Saturday, November 10, 2012

Pain is Good; Pain Heals

I’ve had three posts running thru my head this week. It’s taken me a while to be comfortable with each one to even be able to start writing them. Chatting with a friend earlier this week, she asked whether I needed to write for me or for others. Frankly, I still don’t know. I really did start posting about what happened to me b/c I didn’t want others to be alone. But I also knew that it would help me, too.

With that unknown out in the open (and still up in the air), I’m going to give a warning about this post. I’m not going to be graphic or anything, I’m not even going to be very detailed. But I am also not going to be shy about a few things that happened to me and the fallout because I think that it’s important, important that others know that these feelings are normal and ok, even good.

From my past experience, I know that these types of things can be hard to read. So the (trigger) warning stands.


A couple of weeks back, Therapist said that I would get to a point where I was grateful for the pain and that I'd also be grateful that I felt sorrow about what happened to me, when I would be fine with it. I looked at her like she was nuts, because, seriously, that was nuts. So it floated thru my mind for a while and I didn’t know how that could all play out. Therapist has the unfortunate habit of being pretty much right about everything, so I knew that eventually I’d get there. Eventually. Because seriously, that’s nuts.

So I thought about what she said, how eventually the pain wouldn’t be the prohibitive weight on my heart, how it’d remind me that I was good and had worth.

A bunch of memories of what {dirtbag} did to me have come back into my mind over the last couple of weeks, or at least memories came back more clearly. I remembered how physically uncomfortable for me most of what {dirtbag} did was. Not a few times it was simply painful.
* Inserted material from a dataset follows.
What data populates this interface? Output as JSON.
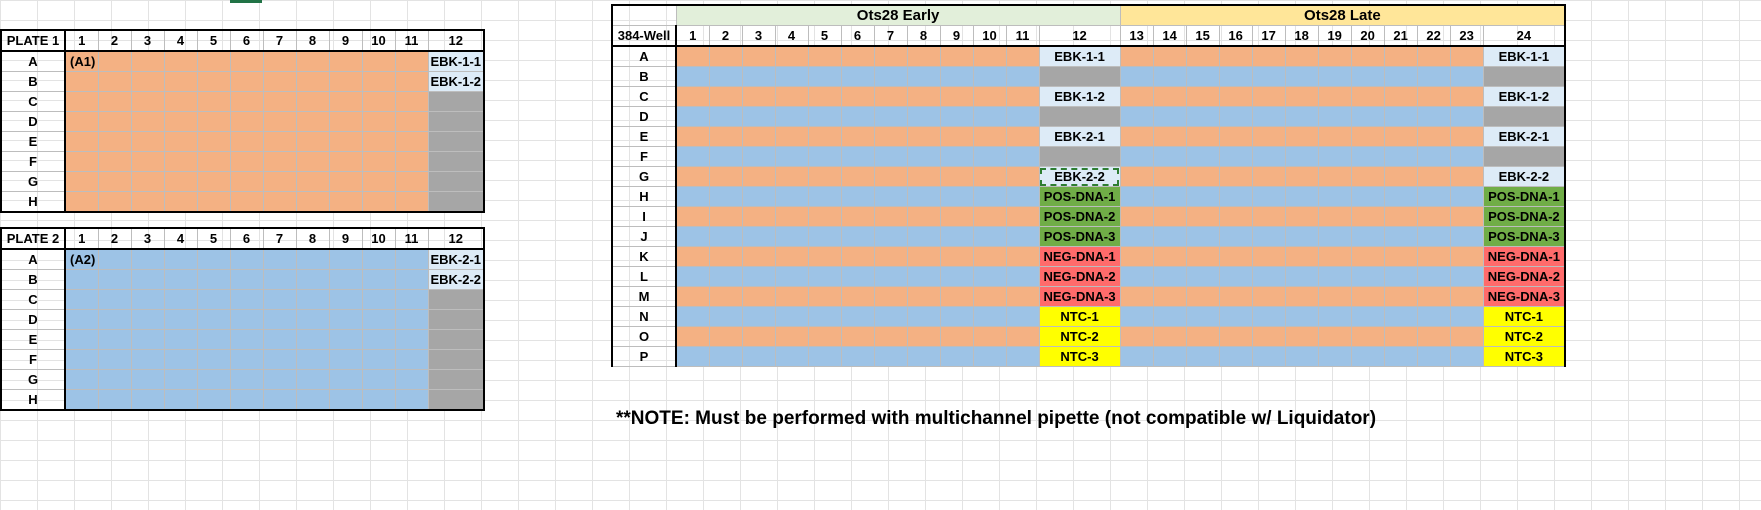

What I realized is that this physical pain showed to me at the time and it shows to me now that I knew something was wrong. Even in my demoralized state, I knew that something was very wrong. In an odd twist, this showed/shows me my worth, that I knew that I wasn’t for hurting, even though I didn’t know a way out at the time. And frankly due to the circumstances, there wasn’t much of a way out, anyway.
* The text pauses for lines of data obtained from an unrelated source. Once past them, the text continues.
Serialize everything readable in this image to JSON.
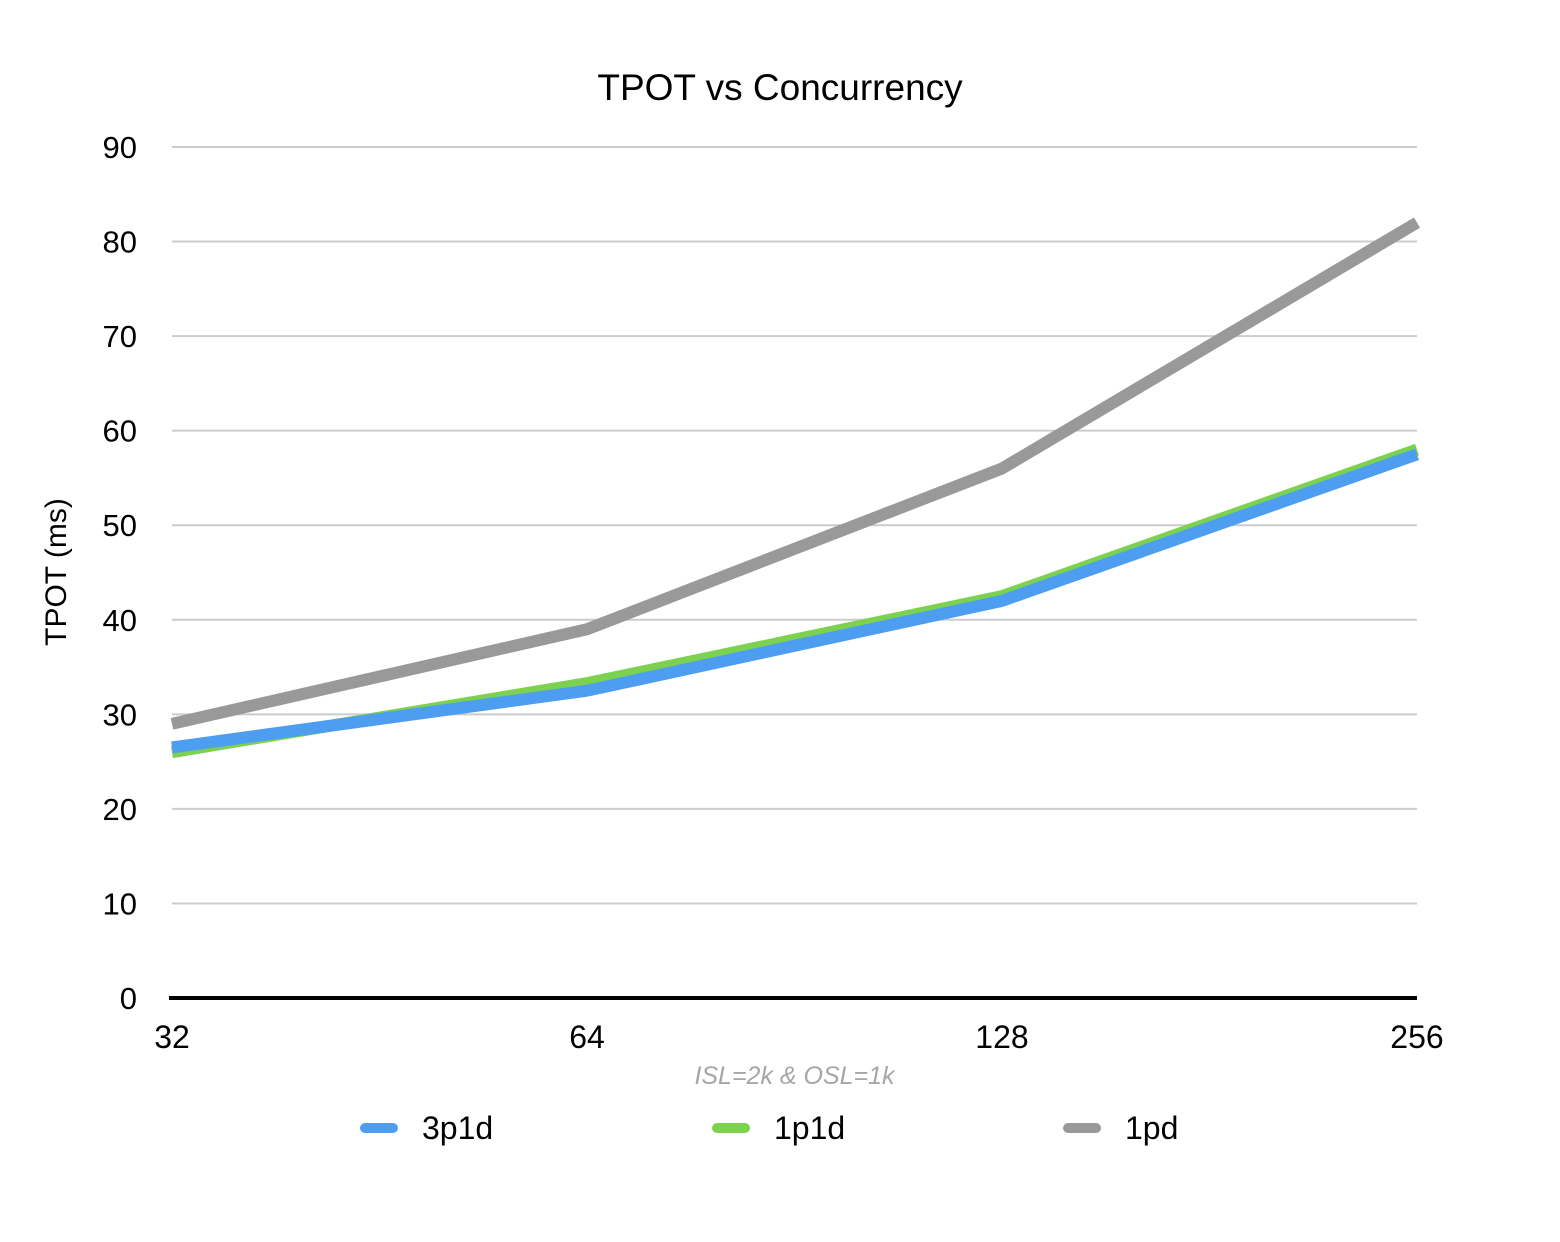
{
  "chart_data": {
    "type": "line",
    "title": "TPOT vs Concurrency",
    "ylabel": "TPOT (ms)",
    "xlabel": "ISL=2k & OSL=1k",
    "categories": [
      "32",
      "64",
      "128",
      "256"
    ],
    "series": [
      {
        "name": "3p1d",
        "color": "#4D9EF0",
        "values": [
          26.5,
          32.5,
          42,
          57.5
        ]
      },
      {
        "name": "1p1d",
        "color": "#7CD24F",
        "values": [
          26,
          33.3,
          42.5,
          58
        ]
      },
      {
        "name": "1pd",
        "color": "#999999",
        "values": [
          29,
          39,
          56,
          82
        ]
      }
    ],
    "ylim": [
      0,
      90
    ],
    "ytick_step": 10,
    "y_tick_labels": [
      "0",
      "10",
      "20",
      "30",
      "40",
      "50",
      "60",
      "70",
      "80",
      "90"
    ],
    "grid": true,
    "legend_position": "bottom",
    "draw_order": [
      "1p1d",
      "3p1d",
      "1pd"
    ]
  },
  "colors": {
    "gridline": "#CCCCCC",
    "axis_line": "#000000",
    "subtitle_text": "#A6A6A6",
    "tick_text": "#000000"
  }
}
(Much stronger trigger warning for the next paragraph)

One horrible thing that {dirtbag} required was exposing a part of myself normally clothed before anything else would happen. It’s hard to describe how this worked, and perhaps it’s best that I don’t divulge details, but it was so that {dirtbag} could let me know that I was nothing, merely an object for {dirtbag} to get off on. I can’t really describe how miserably horrible this was, how much it hurt. I felt like a sex toy.
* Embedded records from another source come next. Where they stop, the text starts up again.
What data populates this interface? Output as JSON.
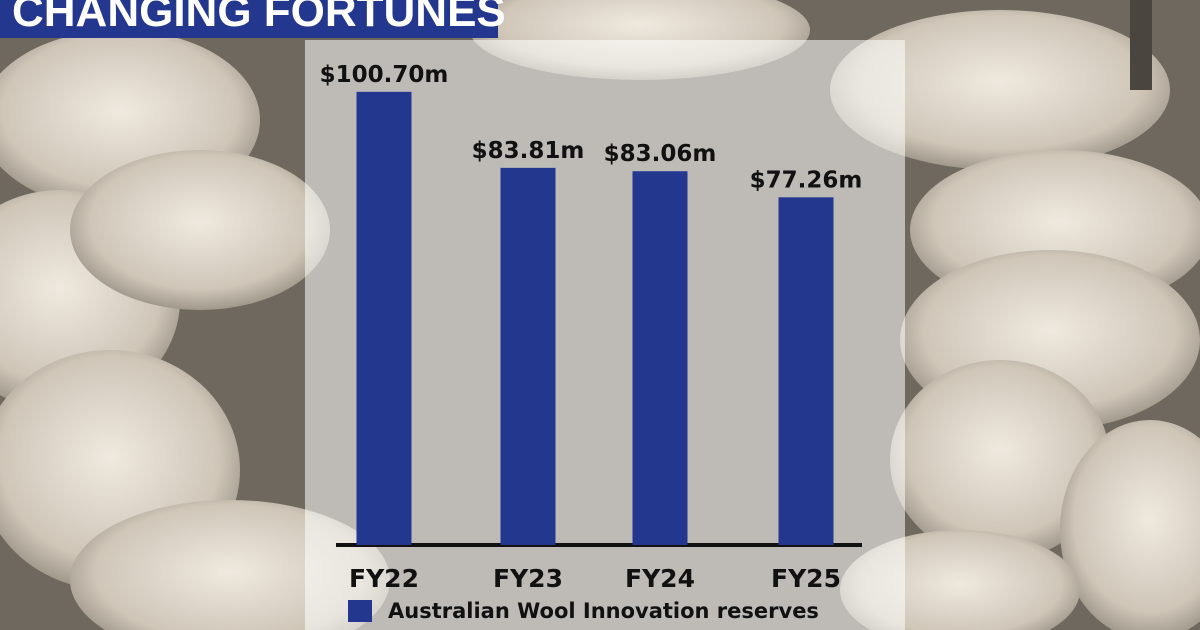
{
  "chart_data": {
    "type": "bar",
    "title": "CHANGING FORTUNES",
    "categories": [
      "FY22",
      "FY23",
      "FY24",
      "FY25"
    ],
    "series": [
      {
        "name": "Australian Wool Innovation reserves",
        "color": "#23378f",
        "values": [
          100.7,
          83.81,
          83.06,
          77.26
        ],
        "value_labels": [
          "$100.70m",
          "$83.81m",
          "$83.06m",
          "$77.26m"
        ]
      }
    ],
    "ylim": [
      0,
      110
    ]
  }
}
Then on Tuesday I realized that I use the word exposed and that felt exposed every time it happened. The word expose insinuates showing something that shouldn’t be. It was like knowledge settled into place for me.

I felt pain. I felt exposed. I was grateful for this knowledge. I was grateful that I felt pain when it happened because then I knew at my very deepest that everything was wrong. I knew that I was worth so very, very much more than what was being done to me.

{dirtbag} didn’t get at my core, didn’t destroy who I am. For this {dirtbag} will forever lose.

I am worth feeling the pain. I am worth feeling the sorrow. I feel pain because I am good and I am kind. What {dirtbag} did hurt me so much because I am pure and I am clean.

If I were to see {dirtbag} today, right now, I would be able to stand tall and look at {dirtbag} with all the disgust that is due. {dirtbag} is repugnant and I am strong. I can feel pain and {dirtbag} didn’t take that from me.

2 comments:

Marie said...

Wow. I'm floored by your courage and willingness to not only do this for others, but, more importantly, to do this for yourself. I agree with you 100%; you are good and kind.

Vanessa Swenson said...

Sometimes it takes me a while to post replies b/c the comments need to settle in. I don't know how else to describe it other than that.
But I want to say thank you.
I really had no idea how much healing would come from posting things. I've been floored. Silence loses. Using your voice heals. This goes against about, oh, 25+ years of my life's paradigm, before and after the abuse.
Good thing I have a bunch more years to not live that way.